Der Roman erregte nicht allein Hollywoods Produzenten, die sich verunglimpft fühlten, sondern entzündete auch unter linken Autoren in der Filmindustrie eine Debatte, ob der Roman antisemitisch sei. John Howard Lawson, in den 1920ern ein expressionistischer Dramatiker und in den 1930ern der offizielle Ideologe des „roten Hollywoods“, kanzelte Schulbergs Roman als ein „Stück Schund“ ab – eine Meinung, die er noch 1973 in einem Interview als „von der Geschichte bestätigt“ vertrat. Schulberg musste sich vor Lawson und anderen Kommunisten gegen die Vorwürfe, die in seiner Wahrnehmung zu einem Tribunal ausarteten, verteidigen und nahm diesen Umgang mit der künstlerischen Freiheit eines Autors zum Anlass, mit der Kommunistischen Partei zu brechen. In seinem aus dem Jahre 1952 stammenden Vorwort setzt sich Schulberg gegen den Vorwurf des Antisemitismus großspurig und rechthaberisch mit Parallelen zu Richard Wrights Native Son und Gustave Flauberts Madame Bovary zur Wehr.

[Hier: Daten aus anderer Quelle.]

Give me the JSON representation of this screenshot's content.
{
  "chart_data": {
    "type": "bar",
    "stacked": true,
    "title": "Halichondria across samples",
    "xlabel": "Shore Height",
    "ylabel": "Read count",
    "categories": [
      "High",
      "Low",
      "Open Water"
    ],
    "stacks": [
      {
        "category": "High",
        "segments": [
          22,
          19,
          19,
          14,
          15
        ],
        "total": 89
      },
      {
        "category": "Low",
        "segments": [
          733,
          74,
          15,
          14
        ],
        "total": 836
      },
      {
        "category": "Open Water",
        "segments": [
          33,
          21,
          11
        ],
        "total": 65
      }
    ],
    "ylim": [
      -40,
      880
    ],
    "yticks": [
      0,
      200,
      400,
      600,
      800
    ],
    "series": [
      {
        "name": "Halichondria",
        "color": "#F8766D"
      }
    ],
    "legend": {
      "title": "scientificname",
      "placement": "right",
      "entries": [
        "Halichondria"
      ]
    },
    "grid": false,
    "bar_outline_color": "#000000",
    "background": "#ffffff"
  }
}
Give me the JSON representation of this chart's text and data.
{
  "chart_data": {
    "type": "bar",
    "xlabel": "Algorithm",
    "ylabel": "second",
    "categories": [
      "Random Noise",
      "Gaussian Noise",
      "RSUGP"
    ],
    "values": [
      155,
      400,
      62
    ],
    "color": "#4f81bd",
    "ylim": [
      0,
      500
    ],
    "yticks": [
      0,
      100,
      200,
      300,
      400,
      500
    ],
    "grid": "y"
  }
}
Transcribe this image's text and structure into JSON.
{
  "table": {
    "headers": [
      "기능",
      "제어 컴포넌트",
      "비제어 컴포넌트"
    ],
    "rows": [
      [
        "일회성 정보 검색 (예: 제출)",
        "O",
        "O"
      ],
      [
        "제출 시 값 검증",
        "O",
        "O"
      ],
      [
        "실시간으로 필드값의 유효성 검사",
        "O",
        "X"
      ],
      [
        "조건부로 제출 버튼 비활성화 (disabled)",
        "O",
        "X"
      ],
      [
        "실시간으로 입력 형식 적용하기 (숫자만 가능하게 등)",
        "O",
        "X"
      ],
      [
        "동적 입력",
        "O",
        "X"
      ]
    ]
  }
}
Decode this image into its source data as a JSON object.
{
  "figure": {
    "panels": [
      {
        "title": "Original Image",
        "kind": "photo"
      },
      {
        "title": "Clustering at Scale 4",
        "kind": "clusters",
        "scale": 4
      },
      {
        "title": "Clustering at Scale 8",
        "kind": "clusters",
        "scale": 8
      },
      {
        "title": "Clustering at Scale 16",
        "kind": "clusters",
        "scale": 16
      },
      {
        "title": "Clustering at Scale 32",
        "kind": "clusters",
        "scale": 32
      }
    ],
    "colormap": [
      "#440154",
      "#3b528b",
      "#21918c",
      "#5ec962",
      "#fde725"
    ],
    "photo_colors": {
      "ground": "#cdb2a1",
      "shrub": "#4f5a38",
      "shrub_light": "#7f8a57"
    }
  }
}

Trotz allem aber hatte Lawson mit seiner Feststellung recht, dass Schulbergs Werk kein „großer Roman“ sei: Sein Mangel rührt aus der unreflektierten Fixierung des Erzählers, der für sich in Anspruch nimmt, Outsider zu sein, obgleich er stetig bestrebt ist, zum Insider zu werden. Seine Autorität rührt von dem geschriebenen Wort und dem Zeitungsjournalismus her und wird schon unterminiert, als der Parvenü Sammy der aufkommenden Radioindustrie einen größeren Platz im Blatt einräumt, ehe er zu anderen Höhen aufsteigt. Manheim will nicht wie Sammy rennen und nicht am Spiel in Hollywood unter den bestehenden Regeln teilnehmen, verhökert aber die Möglichkeit eines Besseren an den Betrieb in der „Stadt der Illusionen“, um schließlich dem Betrug an sich selbst zu verfallen, das Schlechte sei nur an einzelne Sammy Glicks gebunden. Das System ist lückenlos und lässt nur „Widerständige“ überleben, wenn sie sich eingliedern – wie der selbst ernannte „Hollywood Renegade“ Schulberg an der eigenen Person exemplarisch vorführte.

Jörg Auberg

Budd Schulberg: Was treibt Sammy an? (What Makes Sammy Run?, 1941). Aus dem Englischen von Harry Rowohlt. Kein & Aber 2008. Gebunden. 416 Seiten. 19,90 Euro.